Umweltkatastrophen und Ressourcenknappheit lenken zusätzliche Aufmerksamkeit auf ökologische Themen. Darüber hinaus müssen sich Unternehmen immer öfter Fragen zu sozialen und ethischen Standards gefallen lassen. Seit den Bilanzskandalen um Enron und WorldCom wünschen sich Anleger höhere Massstäbe bei Corporate Governance und Aktionärsrechten. Und auch der soziale Umgang mit den Mitarbeitern ist inzwischen zum Kriterium bei der Aktienauswahl geworden.
Kein Wunder, dass nachhaltige Investments einen regelrechten Boom erleben. Vor fünf Jahren waren in Europa gerade mal zwei Milliarden Euro in so genannten Socially Responsible Investments (SRI) investiert. Heute sind es 6,8 Milliarden. In der Schweiz können Investoren zwischen über 40 Fonds mit sozialen oder ökologischen Kriterien wählen. Dennoch fällt dieses Segment zahlenmässig noch nicht ins Gewicht. Nicht einmal ein Prozent der Anlagegelder in Europa wird nachhaltig investiert. Doch der Markt wächst schneller als der Gesamtmarkt und gewinnt zunehmend an Bedeutung.
Doch was genau bedeutet eigentlich Nachhaltigkeit? Die Anlagekriterien der einzelnen Fonds und die Auslegung dieses Begriffs unterscheiden sich stark. «Es gibt für Nachhaltigkeit keine eindeutige Definition», sagt Wim Vermeir, Head of Sustainable and Equity Investments bei der französisch-belgischen Bank Dexia Asset Management. «Es variiert tatsächlich von einem Investor zum anderen.»
In Bezug auf Klimafragen steht der Nachhaltigkeitsbegriff für eine Entwicklung der Menschheit, die nicht auf Raubbau an der Natur basiert. Nachfolgende Generationen sollen mindestens die gleichen Lebensgrundlagen wie die heute lebende zur Verfügung haben. Sie sollen nicht mit den Langzeitwirkungen der heutigen Umweltverschmutzung kämpfen müssen. Im betriebswirtschaftlichen Zusammenhang steht Nachhaltigkeit für Unternehmen, die gegenüber ihren Mitarbeitern, Aktionären, Kunden, Lieferanten und der Umwelt verantwortungsbewusst handeln.

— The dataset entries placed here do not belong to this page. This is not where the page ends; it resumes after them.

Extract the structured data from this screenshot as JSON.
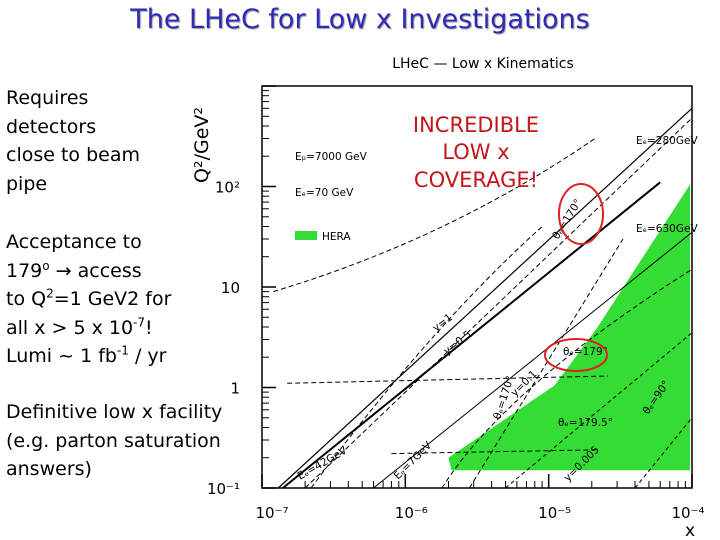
{
  "slide": {
    "title": "The LHeC for Low x Investigations",
    "bullet1": "Requires detectors close to beam pipe",
    "bullet2": {
      "line1": "Acceptance to",
      "deg_num": "179",
      "deg_sym": "o",
      "arrow": "→",
      "access": "access",
      "q_pre": "to Q",
      "q_sup": "2",
      "q_post": "=1 GeV2 for",
      "x_pre": "all x > 5 x 10",
      "x_sup": "-7",
      "x_post": "!",
      "lumi_pre": "Lumi ~ 1 fb",
      "lumi_sup": "-1",
      "lumi_post": " / yr"
    },
    "bullet3": "Definitive low x facility (e.g. parton saturation answers)",
    "callout": [
      "INCREDIBLE",
      "LOW x",
      "COVERAGE!"
    ]
  },
  "chart_data": {
    "type": "line",
    "title": "LHeC — Low x Kinematics",
    "xlabel": "x",
    "ylabel": "Q²/GeV²",
    "x_scale": "log",
    "y_scale": "log",
    "xlim": [
      1e-07,
      0.0001
    ],
    "ylim": [
      0.1,
      1000
    ],
    "x_ticks": [
      "10⁻⁷",
      "10⁻⁶",
      "10⁻⁵",
      "10⁻⁴"
    ],
    "y_ticks": [
      "10⁻¹",
      "1",
      "10",
      "10²"
    ],
    "legend": [
      {
        "label": "Eₚ=7000 GeV",
        "kind": "text"
      },
      {
        "label": "Eₑ=70 GeV",
        "kind": "text"
      },
      {
        "label": "HERA",
        "kind": "swatch",
        "color": "#33dd33"
      }
    ],
    "electron_beam_labels": [
      "Eₑ=280GeV",
      "Eₑ=630GeV"
    ],
    "kinematic_lines": [
      {
        "label": "θₑ=179°",
        "type": "dashed"
      },
      {
        "label": "θₑ=179.5°",
        "type": "dashed"
      },
      {
        "label": "θₑ=170°",
        "type": "dashed"
      },
      {
        "label": "θₑ=90°",
        "type": "dashed"
      },
      {
        "label": "Eₑ=42GeV",
        "type": "dashed"
      },
      {
        "label": "Eₑ=7GeV",
        "type": "dashed"
      },
      {
        "label": "y=1",
        "type": "solid"
      },
      {
        "label": "y=0.5",
        "type": "dashed"
      },
      {
        "label": "y=0.1",
        "type": "dashed"
      },
      {
        "label": "y=0.005",
        "type": "dashed"
      }
    ],
    "hera_region_color": "#33dd33",
    "highlight_color": "#dd2222"
  }
}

Solche Firmen haben nicht kurzfristige Gewinne im Auge, sondern verfolgen Strategien, die langfristig ausgerichtet sind.
Bei der Geldanlage wird diesem Prinzip auf verschiedene Weise Rechnung getragen. Viele Fonds gehen dabei nach dem Ausschlussprinzip vor. In diesem Fall werden Branchen, die als politisch nicht korrekt gelten, ausgefiltert. Dies sind meist Firmen, die mit Tabak, Alkohol, Waffen oder Glücksspiel ihr Geld verdienen. Diese Auslegung von Socially Responsible Investments ist vor allem in den USA üblich. Dort hat sie auch eine besonders lange Tradition. Die Quäker achteten schon vor der industriellen Revolution darauf, ihr Geld nicht in so genannten «sin stocks» anzulegen. Schon damals subsumierte man darunter Anlagen in Unternehmen der Alkohol-, Tabak- und Glücksspielindustrie.
In Europa wird mehrheitlich ein Best-in-Class-Ansatz verfolgt. Dabei werden so genannte Sustainability Leaders innerhalb einer Branche gesucht. Das sind diejenigen Unternehmen, die in Bezug auf ökologische, soziale oder ethische Standards am besten abschneiden.

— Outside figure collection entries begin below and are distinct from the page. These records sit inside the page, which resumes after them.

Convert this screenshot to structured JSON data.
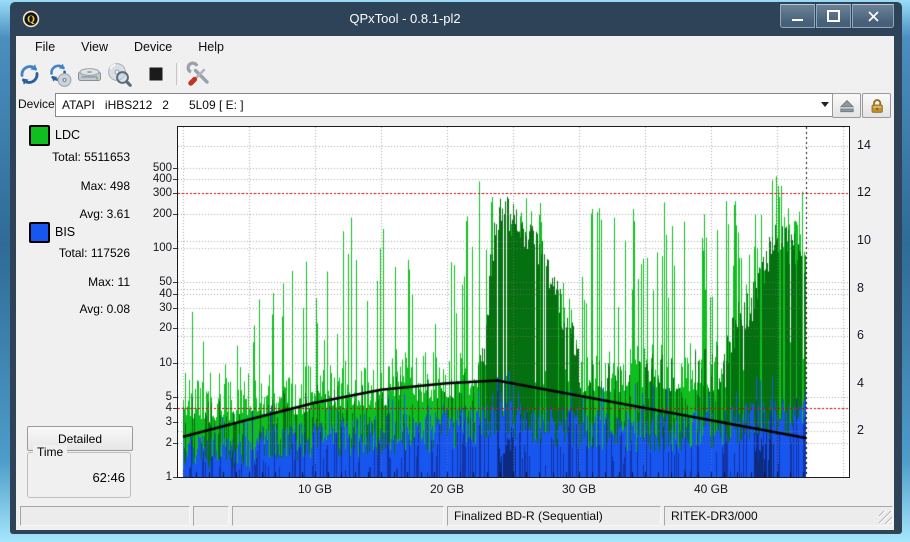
{
  "window": {
    "title": "QPxTool - 0.8.1-pl2",
    "controls": {
      "minimize": "minimize",
      "maximize": "maximize",
      "close": "✕"
    }
  },
  "menu": {
    "items": [
      "File",
      "View",
      "Device",
      "Help"
    ]
  },
  "toolbar": {
    "icons": [
      "refresh",
      "rescan-disc",
      "drive",
      "scan-disc",
      "stop",
      "tools"
    ]
  },
  "device_bar": {
    "label": "Device:",
    "value": "ATAPI   iHBS212   2      5L09 [ E: ]"
  },
  "legend": {
    "ldc": {
      "name": "LDC",
      "color": "#0fbe1f",
      "stats": [
        {
          "label": "Total:",
          "value": "5511653"
        },
        {
          "label": "Max:",
          "value": "498"
        },
        {
          "label": "Avg:",
          "value": "3.61"
        }
      ]
    },
    "bis": {
      "name": "BIS",
      "color": "#1757f0",
      "stats": [
        {
          "label": "Total:",
          "value": "117526"
        },
        {
          "label": "Max:",
          "value": "11"
        },
        {
          "label": "Avg:",
          "value": "0.08"
        }
      ]
    }
  },
  "detailed_button": "Detailed",
  "time_box": {
    "title": "Time",
    "value": "62:46"
  },
  "status_bar": {
    "panels": [
      "",
      "",
      "",
      "Finalized BD-R (Sequential)",
      "RITEK-DR3/000"
    ]
  },
  "chart_data": {
    "type": "bar",
    "x_axis": {
      "unit": "GB",
      "ticks": [
        10,
        20,
        30,
        40
      ],
      "grid_step_gb": 5,
      "minor_tick_gb": 1,
      "range": [
        0,
        50.5
      ],
      "data_end": 47.2
    },
    "y_axis_left": {
      "scale": "log",
      "range": [
        1,
        1150
      ],
      "ticks": [
        1,
        2,
        3,
        4,
        5,
        10,
        20,
        30,
        40,
        50,
        100,
        200,
        300,
        400,
        500
      ],
      "thresholds": [
        300,
        4
      ],
      "threshold_color": "#d40000"
    },
    "y_axis_right": {
      "scale": "linear",
      "range": [
        0,
        14.8
      ],
      "ticks": [
        2,
        4,
        6,
        8,
        10,
        12,
        14
      ],
      "grid_ticks": [
        14,
        10,
        8,
        6,
        2
      ]
    },
    "series": [
      {
        "name": "LDC",
        "color": "#0fbe1f",
        "dark_color": "#05700f",
        "total": 5511653,
        "max": 498,
        "avg": 3.61,
        "typical": [
          6,
          6,
          6,
          6,
          6,
          7,
          7,
          7,
          7,
          7,
          8,
          8,
          8,
          8,
          8,
          8,
          9,
          9,
          9,
          9,
          9,
          10,
          10,
          14,
          16,
          14,
          13,
          12,
          12,
          12,
          11,
          11,
          11,
          11,
          11,
          11,
          11,
          11,
          11,
          11,
          11,
          12,
          14,
          16,
          20,
          22,
          22,
          20
        ],
        "peak": [
          95,
          60,
          55,
          65,
          55,
          75,
          60,
          85,
          250,
          130,
          110,
          85,
          130,
          240,
          110,
          160,
          110,
          310,
          160,
          130,
          210,
          160,
          300,
          500,
          450,
          400,
          320,
          260,
          230,
          190,
          160,
          230,
          310,
          190,
          260,
          170,
          310,
          210,
          260,
          310,
          240,
          310,
          260,
          320,
          420,
          500,
          460,
          400
        ],
        "dark": [
          4,
          4,
          4,
          4,
          4,
          4,
          4,
          4,
          5,
          5,
          5,
          5,
          5,
          5,
          5,
          5,
          6,
          6,
          6,
          6,
          6,
          7,
          8,
          20,
          280,
          240,
          170,
          120,
          60,
          30,
          14,
          12,
          12,
          10,
          10,
          10,
          10,
          10,
          10,
          10,
          12,
          14,
          30,
          40,
          90,
          160,
          140,
          100
        ],
        "spike_density": [
          0.12,
          0.12,
          0.12,
          0.12,
          0.12,
          0.12,
          0.12,
          0.12,
          0.15,
          0.15,
          0.15,
          0.15,
          0.15,
          0.15,
          0.15,
          0.15,
          0.15,
          0.15,
          0.15,
          0.15,
          0.18,
          0.18,
          0.2,
          0.3,
          0.3,
          0.3,
          0.3,
          0.28,
          0.26,
          0.24,
          0.25,
          0.25,
          0.25,
          0.25,
          0.25,
          0.25,
          0.25,
          0.25,
          0.25,
          0.25,
          0.3,
          0.35,
          0.4,
          0.45,
          0.5,
          0.55,
          0.55,
          0.5
        ]
      },
      {
        "name": "BIS",
        "color": "#1757f0",
        "dark_color": "#1334a8",
        "total": 117526,
        "max": 11,
        "avg": 0.08,
        "typical": [
          1.9,
          2,
          1.9,
          2.1,
          2,
          2.2,
          2.4,
          2.4,
          2.5,
          2.5,
          2.6,
          2.6,
          2.7,
          2.7,
          2.8,
          2.8,
          2.8,
          2.9,
          2.9,
          3,
          3.2,
          3.3,
          3.4,
          3.6,
          4.5,
          3.8,
          3.5,
          3.4,
          3.3,
          3.3,
          3.2,
          3.2,
          3.1,
          3.1,
          3,
          3,
          3,
          3,
          3.1,
          3.1,
          3.2,
          3.3,
          3.4,
          3.6,
          3.8,
          4,
          4,
          3.8
        ],
        "peak": [
          3,
          3.5,
          3,
          4,
          3.5,
          4,
          4,
          4.5,
          4,
          5,
          4.5,
          5,
          5,
          5,
          5.5,
          5,
          6,
          5.5,
          6,
          6,
          6,
          6.5,
          7,
          9,
          10,
          8,
          7,
          7,
          6.5,
          6,
          6,
          6,
          7,
          6,
          7,
          6,
          7,
          6.5,
          7,
          7,
          7,
          8,
          8,
          9,
          10,
          11,
          10,
          9
        ]
      }
    ],
    "speed_line": {
      "color": "#000000",
      "axis": "right",
      "points": [
        [
          0,
          1.78
        ],
        [
          5,
          2.5
        ],
        [
          10,
          3.2
        ],
        [
          15,
          3.75
        ],
        [
          20,
          4.02
        ],
        [
          23.8,
          4.14
        ],
        [
          47.2,
          1.72
        ]
      ]
    },
    "gap_region": {
      "from": 23.6,
      "to": 24.35
    },
    "blue_boost_region": {
      "from": 23.4,
      "to": 25.3
    },
    "navy_blocks": [
      {
        "from": 23.8,
        "to": 25.2,
        "h": 2.4
      },
      {
        "from": 43.2,
        "to": 44.7,
        "h": 2.2
      }
    ],
    "noise_seed": 20
  }
}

Diese Strategie verfolgt zum Beispiel der Schweizer Nachhaltigkeitspionier SAM (Sustainable Asset Management). «Wir schliessen nicht per se irgendwelche Branchen aus», sagt Dominique Reber, Unternehmenssprecher bei SAM. «Denn genau in den Sektoren, die besonders exponiert sind, wird sehr viel für Nachhaltigkeit getan.» So sei etwa der norwegische Ölkonzern Statoil in Bezug auf CO2-Emissionen vorbildlich. Das Unternehmen habe eine Technologie entwickelt, Kohlenstoff unterirdisch zu speichern.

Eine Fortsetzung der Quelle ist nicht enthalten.